Last week we weren’t allowed access to the Dadaab refugee camp. It sounds like the camp, now that the rains have come, has turned into a cesspool. There was mention of cholera in a recent UNHCR report along with flooding latrines. Not ideal camping. Security by UNHCR and Kenyan police has made the camp inaccessible to additional medical relief and the Press. No AP. No Reuters. There are daily conflagrations between Al-Shabaab suspects and refugees and relief/security personnel. I believe there is more going on there than the UNHCR is letting on. But I can’t let this be my obsession right now.
Yesterday Dr. Alan Kelley decided to charter a flight into Sudan about 10 miles south of where recent bombing took place–if you read the news. It’s truly inhumane. I’m sure we’ll be serving traumatized tribes and seeing some wounds. A Reuters article two days ago stated bombs fell at the Yida refugee camp, located 10 miles (15 kilometers) south of the border, one day after bombings were reported in another region of South Sudan. The recent bombings are seen as an effort by the Khartoum gov’t. to move populations south of the Blue Nile region to give the north access to oil reserves.
In July new borders were drawn after South Sudan was given independence, though the Blue Nile and Upper Nile regions are proving to be the first of heavily contested zones rich in oil and resources. The Blue Nile villages we were in five years ago along the Ethiopia border (Kurmuk) have in recent months been overrun by the north as the new border puts them in the north. These Blue Nile tribes fought for secession. They now are being “hung out to dry” with the south unable to provide for their protection.

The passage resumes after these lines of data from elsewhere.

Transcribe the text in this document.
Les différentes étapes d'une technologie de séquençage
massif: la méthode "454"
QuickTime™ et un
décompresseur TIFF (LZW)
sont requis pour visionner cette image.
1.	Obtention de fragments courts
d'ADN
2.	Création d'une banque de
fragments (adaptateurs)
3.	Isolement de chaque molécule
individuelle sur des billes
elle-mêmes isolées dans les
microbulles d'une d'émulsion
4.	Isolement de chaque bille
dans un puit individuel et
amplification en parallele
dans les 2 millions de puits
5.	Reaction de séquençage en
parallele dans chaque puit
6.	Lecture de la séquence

Kelley expects to be setting up a feeding station and providing medical care to serve these populations about 25 miles south of recently bombed zones. Keep in mind these populations are highly migratory and may walk for days after bombing incidents. Also remember this kind of conflict is not new to this region. Unfortunately, such bombing has become familiar terrain.
We will be meeting a small team of Kelly’s friends coming out of this area Monday who will be able to give us first hand accounts of bombing–and casualties they witnessed– as they were a kilometer away from the hot zone. Kelley knows them very well. He had provided them with a sat phone and night vision a month ago.
I look forward to the work ahead. I believe Alan will be able to provide a modicum of relief for a now splintered
population that is on the verge of another crisis. There will be more refugees in the weeks to come as I wager Khartoum is far from completing its objectives.
As always, we will remain safe and away from any falling objects–me hopes.
We fly North from Nairobi Monday to Lokichogio and then into Malakal, Sudan, where we’ll get our Visas, and onto a little dirt landing strip in Doro to the east. We plan to come out Saturday. Yesterday I connected with Relief International who has offered to put us up in their guest house in Doro. The village is called Bunj on Google Earth. Hopefully rains haven’t ruined the dirt airstrip. We have good tents and MREs.
Gotta run. I’m being buzzed by a mosquito.